We suggest using channel 8, with channel guard slot 8 as the "calling" channel.
If boaters set their radio to this frequency/channel guard while cruising, every-one could contact everyone else.
One would "call" on this channel and as soon as contact was made, change to another channel and channel guard. We could use channel 7, with channel guard 7, as the "talk" channel, just to make it easier when changing.
The idea is to enable boats to call & talk to each other when approaching tunnels/bridges, communicate with friends, communicate with the "trading boats" for coal/gas/wood etc. We could even possibly involve marina's & pubs so you could communicate with them without having to find phone numbers etc.
We are also looking at the newly opened, (as opposed to the old F.M. only) 27 Mhz Citizens Band as this offers far more range. At present though, it still requires a licence, only F.M. and A.M. operation is legal, legal units are expensive and the equipment requires installation of an aerial etc on the boat.

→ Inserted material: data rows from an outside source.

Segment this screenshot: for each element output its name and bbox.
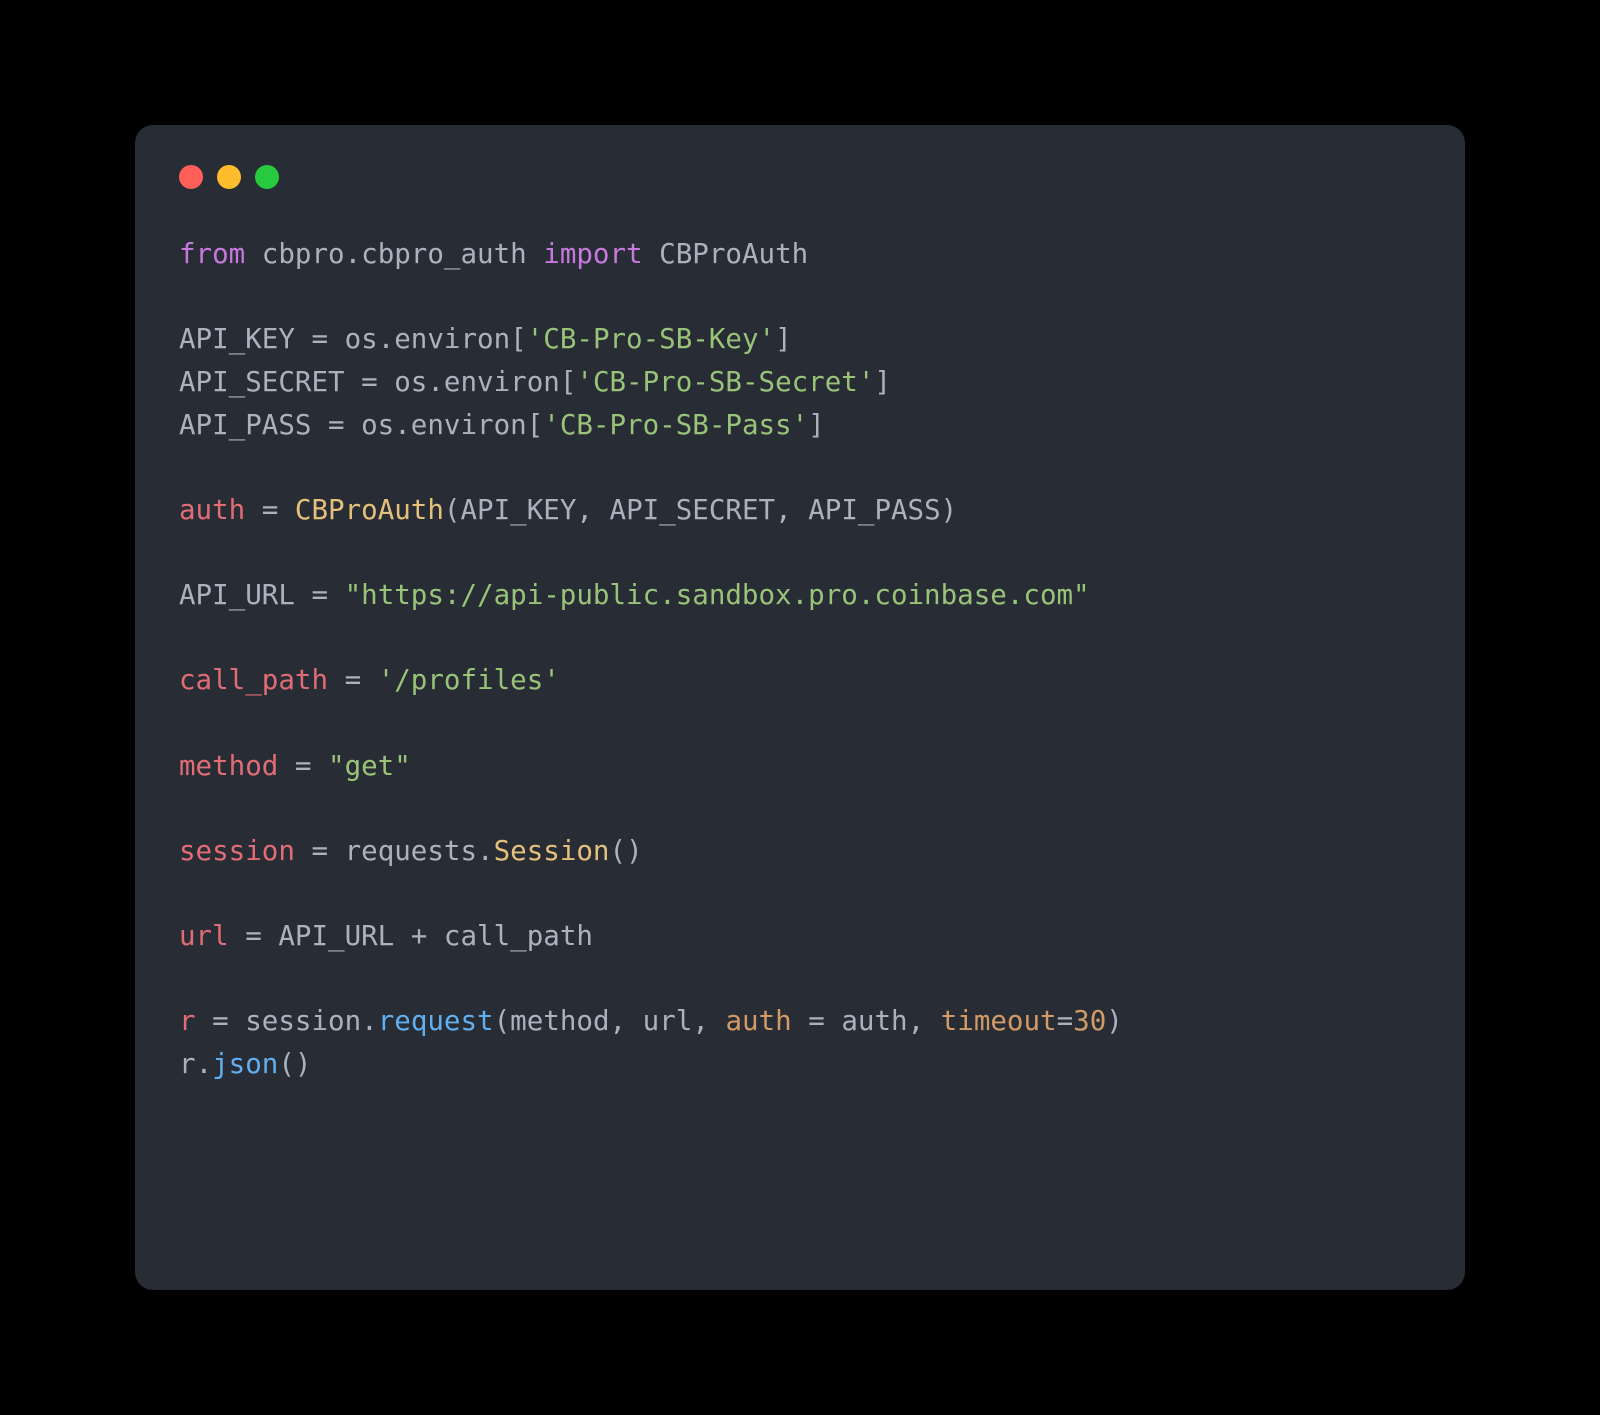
rbracket: ]	[775, 323, 792, 355]
os-environ: os.environ	[394, 366, 560, 398]
rparen: )	[626, 835, 643, 867]
dot: .	[196, 1048, 213, 1080]
str-pass: 'CB-Pro-SB-Pass'	[543, 409, 808, 441]
os-environ: os.environ	[345, 323, 511, 355]
lbracket: [	[560, 366, 577, 398]
dot: .	[361, 1005, 378, 1037]
rbracket: ]	[874, 366, 891, 398]
var-api-url: API_URL	[179, 579, 295, 611]
lparen: (	[494, 1005, 511, 1037]
mod-requests: requests	[345, 835, 477, 867]
var-session: session	[179, 835, 295, 867]
eq: =	[295, 835, 345, 867]
eq: =	[328, 664, 378, 696]
eq: =	[345, 366, 395, 398]
fn-json: json	[212, 1048, 278, 1080]
lbracket: [	[510, 323, 527, 355]
eq-tight: =	[1057, 1005, 1074, 1037]
class-session: Session	[494, 835, 610, 867]
var-api-key: API_KEY	[179, 323, 295, 355]
module-path: cbpro.cbpro_auth	[262, 238, 527, 270]
str-api-url: "https://api-public.sandbox.pro.coinbase…	[345, 579, 1090, 611]
minimize-icon[interactable]	[217, 165, 241, 189]
zoom-icon[interactable]	[255, 165, 279, 189]
num-timeout: 30	[1073, 1005, 1106, 1037]
eq: =	[311, 409, 361, 441]
comma: ,	[692, 1005, 725, 1037]
code-block: from cbpro.cbpro_auth import CBProAuth A…	[179, 233, 1421, 1086]
plus: +	[394, 920, 444, 952]
arg-method: method	[510, 1005, 609, 1037]
keyword-from: from	[179, 238, 245, 270]
kwarg-timeout: timeout	[941, 1005, 1057, 1037]
str-call-path: '/profiles'	[378, 664, 560, 696]
eq: =	[792, 1005, 842, 1037]
str-secret: 'CB-Pro-SB-Secret'	[576, 366, 874, 398]
rparen: )	[941, 494, 958, 526]
code-window: from cbpro.cbpro_auth import CBProAuth A…	[135, 125, 1465, 1290]
var-auth: auth	[179, 494, 245, 526]
arg-api-pass: API_PASS	[808, 494, 940, 526]
var-method: method	[179, 750, 278, 782]
comma: ,	[610, 1005, 643, 1037]
keyword-import: import	[543, 238, 642, 270]
eq: =	[196, 1005, 246, 1037]
var-r: r	[179, 1005, 196, 1037]
expr-r: r	[179, 1048, 196, 1080]
lparen: (	[610, 835, 627, 867]
var-api-secret: API_SECRET	[179, 366, 345, 398]
import-name: CBProAuth	[659, 238, 808, 270]
os-environ: os.environ	[361, 409, 527, 441]
lbracket: [	[527, 409, 544, 441]
arg-url: url	[643, 1005, 693, 1037]
fn-request: request	[378, 1005, 494, 1037]
lparen: (	[278, 1048, 295, 1080]
var-api-pass: API_PASS	[179, 409, 311, 441]
rparen: )	[1106, 1005, 1123, 1037]
var-url: url	[179, 920, 229, 952]
arg-api-key: API_KEY	[460, 494, 576, 526]
class-cbproauth: CBProAuth	[295, 494, 444, 526]
eq: =	[295, 323, 345, 355]
arg-api-secret: API_SECRET	[610, 494, 776, 526]
eq: =	[295, 579, 345, 611]
eq: =	[245, 494, 295, 526]
eq: =	[229, 920, 279, 952]
kwarg-auth: auth	[725, 1005, 791, 1037]
window-traffic-lights	[179, 165, 1421, 189]
comma: ,	[775, 494, 808, 526]
eq: =	[278, 750, 328, 782]
arg-auth-val: auth	[841, 1005, 907, 1037]
comma: ,	[576, 494, 609, 526]
str-key: 'CB-Pro-SB-Key'	[527, 323, 775, 355]
comma: ,	[908, 1005, 941, 1037]
rbracket: ]	[808, 409, 825, 441]
lparen: (	[444, 494, 461, 526]
rparen: )	[295, 1048, 312, 1080]
expr-session: session	[245, 1005, 361, 1037]
expr-api-url: API_URL	[278, 920, 394, 952]
str-method: "get"	[328, 750, 411, 782]
expr-call-path: call_path	[444, 920, 593, 952]
dot: .	[477, 835, 494, 867]
var-call-path: call_path	[179, 664, 328, 696]
close-icon[interactable]	[179, 165, 203, 189]
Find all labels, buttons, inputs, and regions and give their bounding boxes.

The PMR446 band is hand-held units only and very short range - about a mile at most. It is licence free and the price of units has dropped dramatically over the last few month's - Maplin is selling them at £25.00 a pair at the moment, January 2005.
Channel Guard is officially known as Continues Tone Coded Squelch System, or CTCSS in the trade. There are 38 analogue tones that can be used. Other systems are DCS or Digital Coded Squelch, of which there are 83 Digital codes. Although some radio's claim to have 121 I.E. codes, the first 38 are usually the analogue tones.
Channel Guard is called numerous names by different manufacturers, but they all work the same way. Motorola calls it "Private Line, or P.L.", and lately they have called it "Interference Eliminator or I.E." We have chosen to use the "analogue" slot 8, (88.5 hz for the techie's out there) - so it is not necessary to buy units with the Digital slots available. Also, if you are using the more expensive models, please ensure that the Voice Scrambler function is turned off.
Some of the cheapest radio's have no system at all. These radio's would be able to "hear" the others, but would not be able to talk back. It is essential that you get one with the 38 analogue tones as a minimum.
Hope you join us and look forward to hearing you soon. Best regards - Mitch Smith
Narrow Boat SOMA - Grand Union Paddington Arm, Scrubs Lane/Mitre Bridge.
From: David Robinson [mailto:email@example.com]
Sent: 30 January, 2007 18:49
To: Jim Shead
Subject: Canal Boat Radio
I found your article on Canal Boat Radio very interesting and I thought that your suggestions of frequency standardisation have a lot of merit. I have spent a lot of time on our Canal system with various canal holidays (this year will be our 18th year) and almost from the beginning I have used 2 way radio to keep in touch with my crew so I know only too well the value of CB (and latterly PMR446) radio afloat. I trust that you will not find this E-mail presumptive but I hoped that I could give you a bit of my experience in support of your suggestion.
My experience has shown that both systems have their uses. CB provides dependable long range HF communications of easily 5 miles or more (frequently very much more!) under most conditions whilst I have found that the short range/small size of PMR446 units absolutely perfect for lock wheeling. I would not argue with your suggested choice of CH8-08 as a general calling channel for PMR446 UHF radios and your suggested protocol of calling before entering blind bridges or tunnels makes a lot of sense to me. I have found that PMR446 UHF also works extremely well end-to-end (or should that be portal to portal) in canal tunnels as the short (16 cm) wavelength actually uses the tunnel bore like a wave guide.
The longer (11 Metre) wavelength of 27MHz CB radio has very few problems in climbing out of cuttings and vaulting hills and ridges but it does of course require an aerial to be mounted on the boat. This aerial is easily fitted to most steel narrow boats in a non-intrusive fashion using a magnetic base mount and although a normal CB whip aerial mounted on top of the boat is generally too long to give the air clearance required by tunnels or bridges, there is a short rubber aerial available (the Valor 300, made by Valor/Solarcon) which I have found to do the job superbly well. Being made of conductive rubber (and therefore flexible) it is undamaged if struck by overhanging branches etc. When fitted on a standard magnetic mount, the tip of this aerial stands no more than 40cm above the boat roof on which it is mounted and generally gives ample clearance. Although the range of this short aerial is not as great as that given by a normal CB whip aerial, a communication range of 2 - 4 miles can generally be expected between boats and 6 miles or more from boat to CB base station - in practice this has proved to be more than sufficient.
Due to the recent (Dec 2006) removal by OfCom of the general requirement for a UK CB licence, it means that 27MHz CB radio now falls into the same area of use as PMR446 and I would hope that this means we will see an increasing use of CB radio on the Cut and on our rivers. If this happens I hope that BW will then start monitoring CB radio traffic on a 'standard' frequency - most useful for river locks etc.
In order to keep things simple and in the absence of any formalisation I would propose that Channel 16 should be considered the standard UK CB calling channel for Canal Boats - this conceptually would be in line with the current use of Channel 16 on marine VHF.
I hope that you will find this E-mail of some interest.
Please give Mitch Smith my regards and thank him for raising the subject.